Taranto e Genova: due storie parallele
“Il giorno dopo lo spegnimento di tutti i forni della cokeria – ricorda Valerio – l’inquinamento dell’aria, in particolare il benzene e il benzo(a)pirene, crollò a livelli ampiamente al disotto degli obiettivi di qualità e così continua ad essere, anche a pochi metri dalla strada lungo la quale continuano a passare i 30.000 automezzi che, nel 2002, erano già in gran parte catalizzati”. Qui a Taranto invece, la posizione è leggermente diversa: la tesi difensiva è da un lato che il dramma sanitario ed ambientale di oggi è il dazio da pagare per la produzione del siderurgico ai tempi dell’Italsider pubblico; dall’altro, che i periti hanno utilizzato come parametri, standard dell’Organizzazione Mondiale della Sanità in contrasto con quelli indicati dalla legge italiana. Ma al di là di queste quisquiglie legali (è bene ricordare che in sede di incidente probatorio l’Ilva non ha presentato alcuna memoria difensiva), ciò che conta è la sostanza. Infatti, i periti che hanno redatto le perizie chimico-epidemiologica, hanno utilizzato la stessa strategia investigativa usata a Genova: “per sfortuna degli inquinatori – il chimico Valerio – anche gli inquinanti sono dotati di impronte digitali chimiche, le composizioni relative di famiglie chimiche (composti organici volatili, diossine, policiclici aromatici, metalli pesanti) che sono diverse e, spesso, caratteristiche delle fonti che le hanno prodotte. Grazie ad accurate analisi chimiche e a sofisticati algoritmi è possibile attribuire ad ogni specifica fonte inquinante il proprio specifico peso sull’inquinamento trovato in un determinato punto del territorio in esame. A questo punto entrano in gioco gli epidemiologi che, in base alla concentrazione a cui è esposta la popolazione, stima il danno sanitario che questa esposizione provoca”.

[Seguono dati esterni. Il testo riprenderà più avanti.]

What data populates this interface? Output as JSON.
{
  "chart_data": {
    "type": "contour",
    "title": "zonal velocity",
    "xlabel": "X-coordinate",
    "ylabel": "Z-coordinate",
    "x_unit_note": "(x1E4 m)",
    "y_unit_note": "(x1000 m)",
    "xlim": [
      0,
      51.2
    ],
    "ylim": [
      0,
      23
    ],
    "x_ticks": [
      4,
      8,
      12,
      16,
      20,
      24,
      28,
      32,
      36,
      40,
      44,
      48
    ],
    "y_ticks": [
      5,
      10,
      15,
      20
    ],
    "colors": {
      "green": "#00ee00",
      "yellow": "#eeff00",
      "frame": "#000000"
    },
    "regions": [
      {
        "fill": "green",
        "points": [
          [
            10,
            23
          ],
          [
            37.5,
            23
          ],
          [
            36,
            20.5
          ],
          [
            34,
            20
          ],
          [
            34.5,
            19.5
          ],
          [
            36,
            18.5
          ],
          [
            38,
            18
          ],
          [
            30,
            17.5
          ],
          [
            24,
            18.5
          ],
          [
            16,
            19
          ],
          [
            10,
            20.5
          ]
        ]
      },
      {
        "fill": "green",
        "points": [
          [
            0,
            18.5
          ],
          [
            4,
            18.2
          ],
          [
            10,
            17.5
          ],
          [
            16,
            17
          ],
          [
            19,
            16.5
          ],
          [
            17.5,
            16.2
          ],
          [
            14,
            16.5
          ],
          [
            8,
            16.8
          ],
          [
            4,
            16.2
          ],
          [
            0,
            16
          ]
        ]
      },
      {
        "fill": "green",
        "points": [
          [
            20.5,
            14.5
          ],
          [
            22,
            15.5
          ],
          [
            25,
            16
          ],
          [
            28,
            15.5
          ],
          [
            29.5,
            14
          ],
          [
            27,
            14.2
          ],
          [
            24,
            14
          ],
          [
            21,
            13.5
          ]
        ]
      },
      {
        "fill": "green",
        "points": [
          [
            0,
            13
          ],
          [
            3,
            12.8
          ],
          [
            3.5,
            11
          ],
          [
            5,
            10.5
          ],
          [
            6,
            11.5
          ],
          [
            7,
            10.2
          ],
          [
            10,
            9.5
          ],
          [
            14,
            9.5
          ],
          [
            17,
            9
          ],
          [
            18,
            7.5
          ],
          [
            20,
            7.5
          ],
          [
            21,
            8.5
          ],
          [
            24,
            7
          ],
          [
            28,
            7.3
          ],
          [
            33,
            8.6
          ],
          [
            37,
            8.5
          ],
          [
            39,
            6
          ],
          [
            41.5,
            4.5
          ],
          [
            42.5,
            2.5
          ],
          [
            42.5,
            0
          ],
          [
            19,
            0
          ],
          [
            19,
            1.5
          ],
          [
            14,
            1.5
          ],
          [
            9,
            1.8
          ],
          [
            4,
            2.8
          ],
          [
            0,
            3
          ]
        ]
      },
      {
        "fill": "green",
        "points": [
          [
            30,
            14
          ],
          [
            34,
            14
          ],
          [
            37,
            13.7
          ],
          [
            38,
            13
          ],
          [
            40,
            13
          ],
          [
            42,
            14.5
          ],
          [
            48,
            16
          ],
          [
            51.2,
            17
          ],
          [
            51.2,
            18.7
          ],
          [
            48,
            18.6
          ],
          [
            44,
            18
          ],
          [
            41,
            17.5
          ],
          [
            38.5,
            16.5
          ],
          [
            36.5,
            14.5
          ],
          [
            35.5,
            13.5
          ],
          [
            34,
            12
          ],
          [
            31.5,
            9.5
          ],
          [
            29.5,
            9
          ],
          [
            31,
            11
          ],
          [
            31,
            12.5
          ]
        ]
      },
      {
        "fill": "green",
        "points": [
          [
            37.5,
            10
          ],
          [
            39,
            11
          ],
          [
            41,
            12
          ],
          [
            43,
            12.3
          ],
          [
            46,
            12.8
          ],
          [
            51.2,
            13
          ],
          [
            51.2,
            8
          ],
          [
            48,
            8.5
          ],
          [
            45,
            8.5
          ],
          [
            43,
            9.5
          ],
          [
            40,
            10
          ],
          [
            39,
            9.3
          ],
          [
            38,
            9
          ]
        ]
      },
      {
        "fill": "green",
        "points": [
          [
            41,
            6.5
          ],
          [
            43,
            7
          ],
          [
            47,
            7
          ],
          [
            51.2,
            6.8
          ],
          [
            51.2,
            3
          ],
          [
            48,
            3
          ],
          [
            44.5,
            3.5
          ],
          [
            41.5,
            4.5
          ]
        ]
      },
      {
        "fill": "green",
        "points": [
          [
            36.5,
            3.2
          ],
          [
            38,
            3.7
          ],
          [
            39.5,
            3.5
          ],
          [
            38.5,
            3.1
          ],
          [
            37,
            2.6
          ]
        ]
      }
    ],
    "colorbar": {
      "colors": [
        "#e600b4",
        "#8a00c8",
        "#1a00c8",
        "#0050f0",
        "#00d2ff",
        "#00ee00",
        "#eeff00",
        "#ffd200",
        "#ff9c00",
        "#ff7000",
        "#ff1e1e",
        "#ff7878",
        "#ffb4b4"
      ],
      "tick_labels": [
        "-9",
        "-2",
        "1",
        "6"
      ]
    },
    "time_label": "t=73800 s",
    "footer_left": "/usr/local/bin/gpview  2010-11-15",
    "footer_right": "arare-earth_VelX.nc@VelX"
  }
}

Taranto e Genova, dunque, hanno molto in comune: anche la tecnologia delle cokerie risalente agli anni ’50, per questo impossibilitate a rispettare i limiti di legge e almeno dieci volte più inquinanti delle moderne cokerie che applicano la migliore tecnologia disponibile: difficile ipotizzare che dall’ingegnere dell’acciaio Emilio Riva all’ultimo dei sindacalisti, passando per istituzioni e organi di controllo, tutto questo non si sapesse. Semplicemente si è acconsentito a che un’azienda producesse per il “bene” nazionale, permettendole di inquinare e di sacrificare sull’altare del dio profitto, la salute di migliaia di lavoratori e cittadini innocenti. Ma è bene sottolineare come anche qualora l’Ilva dovesse dotarsi delle nuove cokerie, varrebbe sempre la stessa regola basata sul principio di precauzione: ovvero, come ricorda Valerio, “costruire questi impianti ad almeno due chilometri di distanza da zone abitate e da usi del territorio sensibili, quali produzione agricola, allevamenti animali, allevamenti di molluschi, usi presenti a Taranto e già pesantemente penalizzati”.

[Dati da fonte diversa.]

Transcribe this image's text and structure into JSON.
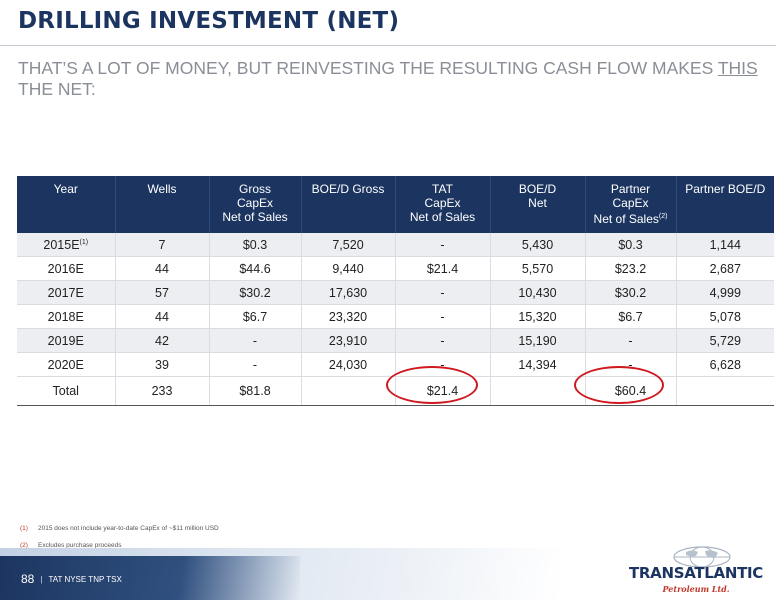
{
  "slide": {
    "title": "DRILLING INVESTMENT (NET)",
    "subtitle_pre": "THAT’S A LOT OF MONEY, BUT REINVESTING THE RESULTING CASH FLOW MAKES ",
    "subtitle_em": "THIS",
    "subtitle_post": " THE NET:"
  },
  "table": {
    "headers": {
      "year": "Year",
      "wells": "Wells",
      "gross_l1": "Gross",
      "gross_l2": "CapEx",
      "gross_l3": "Net of Sales",
      "boed_gross": "BOE/D Gross",
      "tat_l1": "TAT",
      "tat_l2": "CapEx",
      "tat_l3": "Net of Sales",
      "boed_net_l1": "BOE/D",
      "boed_net_l2": "Net",
      "partner_l1": "Partner",
      "partner_l2": "CapEx",
      "partner_l3": "Net of Sales",
      "partner_sup": "(2)",
      "partner_boed": "Partner BOE/D"
    },
    "rows": [
      {
        "year": "2015E",
        "year_sup": "(1)",
        "wells": "7",
        "gross": "$0.3",
        "boed_gross": "7,520",
        "tat": "-",
        "boed_net": "5,430",
        "partner": "$0.3",
        "partner_boed": "1,144"
      },
      {
        "year": "2016E",
        "year_sup": "",
        "wells": "44",
        "gross": "$44.6",
        "boed_gross": "9,440",
        "tat": "$21.4",
        "boed_net": "5,570",
        "partner": "$23.2",
        "partner_boed": "2,687"
      },
      {
        "year": "2017E",
        "year_sup": "",
        "wells": "57",
        "gross": "$30.2",
        "boed_gross": "17,630",
        "tat": "-",
        "boed_net": "10,430",
        "partner": "$30.2",
        "partner_boed": "4,999"
      },
      {
        "year": "2018E",
        "year_sup": "",
        "wells": "44",
        "gross": "$6.7",
        "boed_gross": "23,320",
        "tat": "-",
        "boed_net": "15,320",
        "partner": "$6.7",
        "partner_boed": "5,078"
      },
      {
        "year": "2019E",
        "year_sup": "",
        "wells": "42",
        "gross": "-",
        "boed_gross": "23,910",
        "tat": "-",
        "boed_net": "15,190",
        "partner": "-",
        "partner_boed": "5,729"
      },
      {
        "year": "2020E",
        "year_sup": "",
        "wells": "39",
        "gross": "-",
        "boed_gross": "24,030",
        "tat": "-",
        "boed_net": "14,394",
        "partner": "-",
        "partner_boed": "6,628"
      }
    ],
    "total": {
      "label": "Total",
      "wells": "233",
      "gross": "$81.8",
      "boed_gross": "",
      "tat": "$21.4",
      "boed_net": "",
      "partner": "$60.4",
      "partner_boed": ""
    }
  },
  "highlight_color": "#d0191f",
  "footnotes": [
    {
      "num": "(1)",
      "text": "2015 does not include year-to-date CapEx of ~$11 million USD"
    },
    {
      "num": "(2)",
      "text": "Excludes purchase proceeds"
    }
  ],
  "footer": {
    "page": "88",
    "separator": "|",
    "tickers": "TAT NYSE  TNP TSX"
  },
  "logo": {
    "name": "TRANSATLANTIC",
    "sub": "Petroleum Ltd."
  }
}
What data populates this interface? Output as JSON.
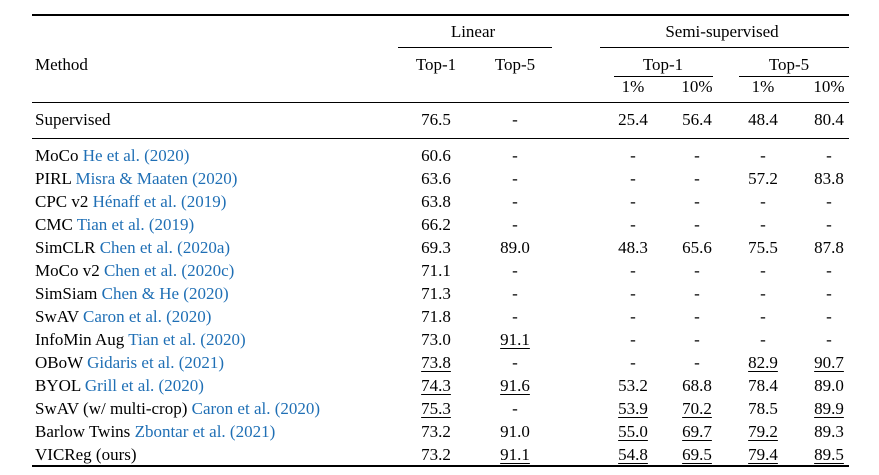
{
  "table": {
    "method_header": "Method",
    "group_linear": "Linear",
    "group_semi": "Semi-supervised",
    "sub_top1": "Top-1",
    "sub_top5": "Top-5",
    "semi_top1": "Top-1",
    "semi_top5": "Top-5",
    "pct": [
      "1%",
      "10%",
      "1%",
      "10%"
    ],
    "rows": [
      {
        "method": "Supervised",
        "cite": "",
        "cite_year": "",
        "values": [
          "76.5",
          "-",
          "25.4",
          "56.4",
          "48.4",
          "80.4"
        ],
        "underline": [
          false,
          false,
          false,
          false,
          false,
          false
        ]
      },
      {
        "method": "MoCo",
        "cite": "He et al. (",
        "cite_year": "2020",
        "values": [
          "60.6",
          "-",
          "-",
          "-",
          "-",
          "-"
        ],
        "underline": [
          false,
          false,
          false,
          false,
          false,
          false
        ]
      },
      {
        "method": "PIRL",
        "cite": "Misra & Maaten (",
        "cite_year": "2020",
        "values": [
          "63.6",
          "-",
          "-",
          "-",
          "57.2",
          "83.8"
        ],
        "underline": [
          false,
          false,
          false,
          false,
          false,
          false
        ]
      },
      {
        "method": "CPC v2",
        "cite": "Hénaff et al. (",
        "cite_year": "2019",
        "values": [
          "63.8",
          "-",
          "-",
          "-",
          "-",
          "-"
        ],
        "underline": [
          false,
          false,
          false,
          false,
          false,
          false
        ]
      },
      {
        "method": "CMC",
        "cite": "Tian et al. (",
        "cite_year": "2019",
        "values": [
          "66.2",
          "-",
          "-",
          "-",
          "-",
          "-"
        ],
        "underline": [
          false,
          false,
          false,
          false,
          false,
          false
        ]
      },
      {
        "method": "SimCLR",
        "cite": "Chen et al. (",
        "cite_year": "2020a",
        "values": [
          "69.3",
          "89.0",
          "48.3",
          "65.6",
          "75.5",
          "87.8"
        ],
        "underline": [
          false,
          false,
          false,
          false,
          false,
          false
        ]
      },
      {
        "method": "MoCo v2",
        "cite": "Chen et al. (",
        "cite_year": "2020c",
        "values": [
          "71.1",
          "-",
          "-",
          "-",
          "-",
          "-"
        ],
        "underline": [
          false,
          false,
          false,
          false,
          false,
          false
        ]
      },
      {
        "method": "SimSiam",
        "cite": "Chen & He (",
        "cite_year": "2020",
        "values": [
          "71.3",
          "-",
          "-",
          "-",
          "-",
          "-"
        ],
        "underline": [
          false,
          false,
          false,
          false,
          false,
          false
        ]
      },
      {
        "method": "SwAV",
        "cite": "Caron et al. (",
        "cite_year": "2020",
        "values": [
          "71.8",
          "-",
          "-",
          "-",
          "-",
          "-"
        ],
        "underline": [
          false,
          false,
          false,
          false,
          false,
          false
        ]
      },
      {
        "method": "InfoMin Aug",
        "cite": "Tian et al. (",
        "cite_year": "2020",
        "values": [
          "73.0",
          "91.1",
          "-",
          "-",
          "-",
          "-"
        ],
        "underline": [
          false,
          true,
          false,
          false,
          false,
          false
        ]
      },
      {
        "method": "OBoW",
        "cite": "Gidaris et al. (",
        "cite_year": "2021",
        "values": [
          "73.8",
          "-",
          "-",
          "-",
          "82.9",
          "90.7"
        ],
        "underline": [
          true,
          false,
          false,
          false,
          true,
          true
        ]
      },
      {
        "method": "BYOL",
        "cite": "Grill et al. (",
        "cite_year": "2020",
        "values": [
          "74.3",
          "91.6",
          "53.2",
          "68.8",
          "78.4",
          "89.0"
        ],
        "underline": [
          true,
          true,
          false,
          false,
          false,
          false
        ]
      },
      {
        "method": "SwAV (w/ multi-crop)",
        "cite": "Caron et al. (",
        "cite_year": "2020",
        "values": [
          "75.3",
          "-",
          "53.9",
          "70.2",
          "78.5",
          "89.9"
        ],
        "underline": [
          true,
          false,
          true,
          true,
          false,
          true
        ]
      },
      {
        "method": "Barlow Twins",
        "cite": "Zbontar et al. (",
        "cite_year": "2021",
        "values": [
          "73.2",
          "91.0",
          "55.0",
          "69.7",
          "79.2",
          "89.3"
        ],
        "underline": [
          false,
          false,
          true,
          true,
          true,
          false
        ]
      },
      {
        "method": "VICReg (ours)",
        "cite": "",
        "cite_year": "",
        "values": [
          "73.2",
          "91.1",
          "54.8",
          "69.5",
          "79.4",
          "89.5"
        ],
        "underline": [
          false,
          true,
          true,
          true,
          true,
          true
        ]
      }
    ],
    "colors": {
      "citation": "#1f6fb5",
      "text": "#000000"
    }
  }
}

Il problema, che negli ultimi mesi abbiamo più volte sottolineato, è che l’Ilva non si può spostare. Né si può immaginare di dislocare altrove l’intera area a caldo, cuore pulsante del ciclo integrale per la produzione dell’acciaio. Il futuro, dunque, è abbastanza chiaro: o il governo arriva allo scontro con la magistratura tarantina sino a rivolgersi alla Corte Costituzionale, o il Gruppo Riva sarà costretto a rinunciare allo stabilimento di Taranto. Risanare l’Ilva, potrebbe costare molto più dei 4 miliardi paventati dai custodi giudiziari. Per farlo, ci vorranno anni, non di certo pochi mesi. Il tutto, con l’impossibilità di continuare a produrre, vista la non facoltà d’uso degli impianti per tale scopo. Certo, il buon Emilio proverà ancora una volta a forzare la mano: ma difficilmente gli “amici” riusciranno a salvarlo questa volta. L’acciaio italiano è in crisi, non da oggi e non per colpa della magistratura. Ma per via di scelte scellerate, di connivenze e omissioni di decenni. Il tempo è scaduto: si è fuori tempo massimo. Per questo il futuro, è in mano ai cittadini: bisogna solo avere il coraggio di andarselo a prendere.